Zero problems with cars today. Stew discovered that the people in Dearborn are honest when he noticed he left the gas on and the keys in the ignition all day.
Jack - Leader of the pack
Nancy - Road Runner/watch your back
Peter - Intern
Dennis - Flat Tire Freddie
Linda - Food Scientist
Stew - Top Sergeant
Charlie - Mr. Tea
Archie - Mr. Fix It
Vicki - Sand Box Leader
Cheryl - Ratchet Jaw Queen
Jeremy - Ice Cream Man
Robert - Mr. Nice Guy
A protest was registered and
overruled. The chicken was
awarded. The chicken is definitely worse for the wear after this trip. Notice the duct tape repairs.
This is the view that greeted us after we crossed the Allegheny Mountains the first time.

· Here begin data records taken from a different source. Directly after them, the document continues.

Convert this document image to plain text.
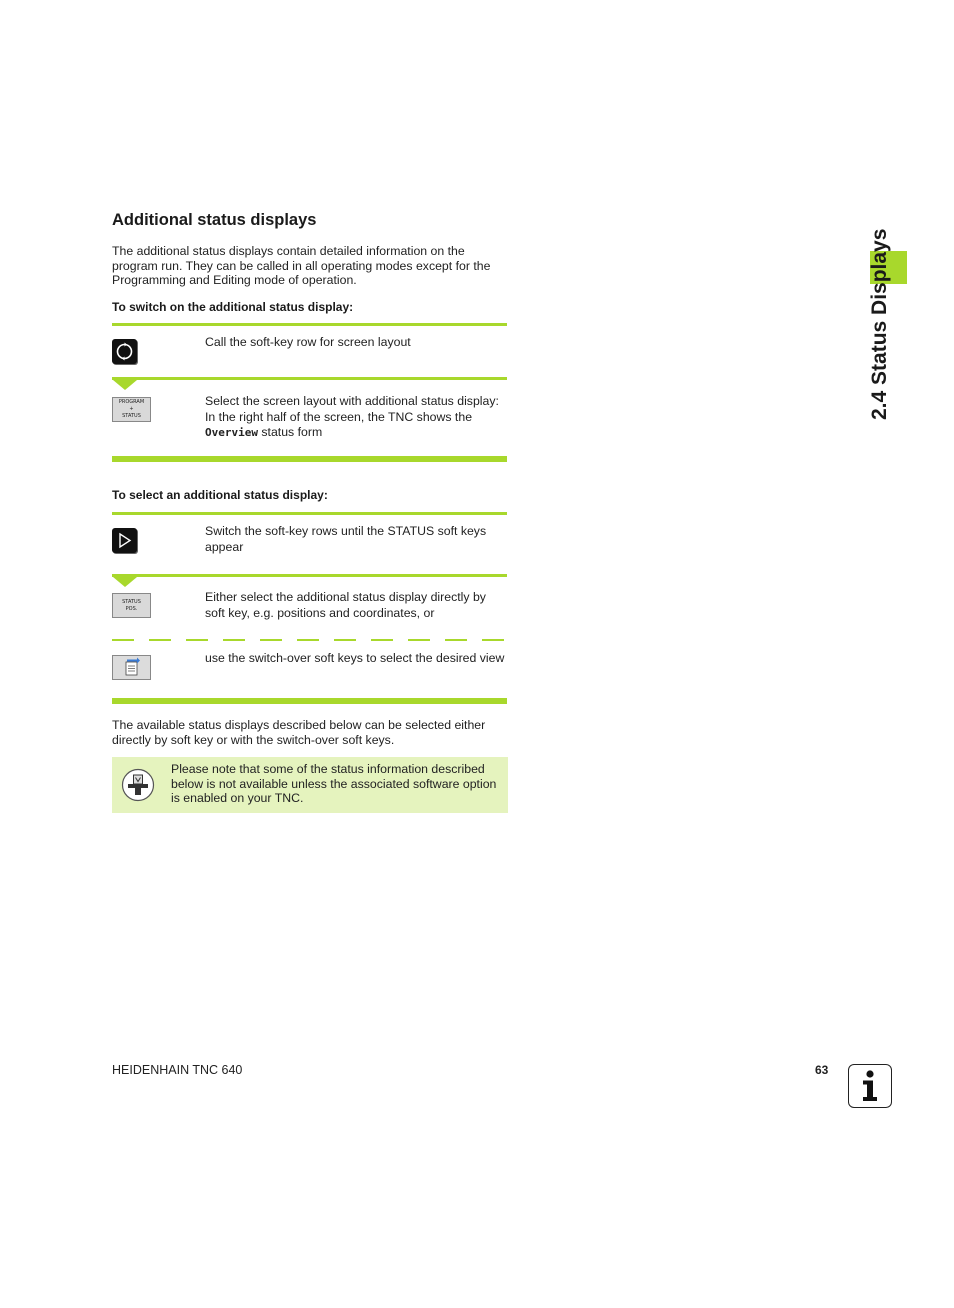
Additional status displays

The additional status displays contain detailed information on the program run. They can be called in all operating modes except for the Programming and Editing mode of operation.

To switch on the additional status display:

Call the soft-key row for screen layout

PROGRAM
+
STATUS

Select the screen layout with additional status display: In the right half of the screen, the TNC shows the Overview status form

To select an additional status display:

Switch the soft-key rows until the STATUS soft keys appear

STATUS
POS.

Either select the additional status display directly by soft key, e.g. positions and coordinates, or

use the switch-over soft keys to select the desired view

The available status displays described below can be selected either directly by soft key or with the switch-over soft keys.

Please note that some of the status information described below is not available unless the associated software option is enabled on your TNC.

2.4 Status Displays
HEIDENHAIN TNC 640	63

Peter's learning about his car
The entrance to the Henry
This will give you an idea of the size
of this building.
Rosa Park's Bus
Day Six We were able to sleep in an extra 1/2 hour today. The task master (Jack Haar) said we couldn’t get in to The Henry Ford Museum until 9:30. So up early enough to get a wonderful breakfast at a local and close restaurant. From there it was a quick run to the museum. This was another surprise in that just about every building in Greenfield Village was a vintage antique when they were re-assembled there in the early 1930’s. Henry Ford spent a huge amount of money laying out this historically accurate time in history. Original buildings like Edison’s work shop from Florida, Edison’s grand parents hope from Canada, Ford’s home and the list goes on. There are Model T rides, horse drawn shuttles, Model A tour bus and a steam locomotive train rides around the village. Many of the vehicles used for service and maintenance were Model A’s. What a sight to see while standing in a historical building and looking out the window and see a Model T drive by. Every building open had a knowledgable historian present. They would give their standard talk and if you wanted to stay and chat, they would provide additional info. The weather (again) was perfect. We have enjoyed this trip beyond measure. It is sad that we will have to pack up tonight and head out in the morning. We have to leave early so we can stop back by Jack’s family farm and work on Cheryl’s vehicle. Other maintenance such as oil changes will also take place. So far we have traveled just under 1000 miles. Service wise we have had one distributor problem, one brake issue, one starter problem, one flat tire and one locking up of the transmission. Not bad for an 80+ year old cars.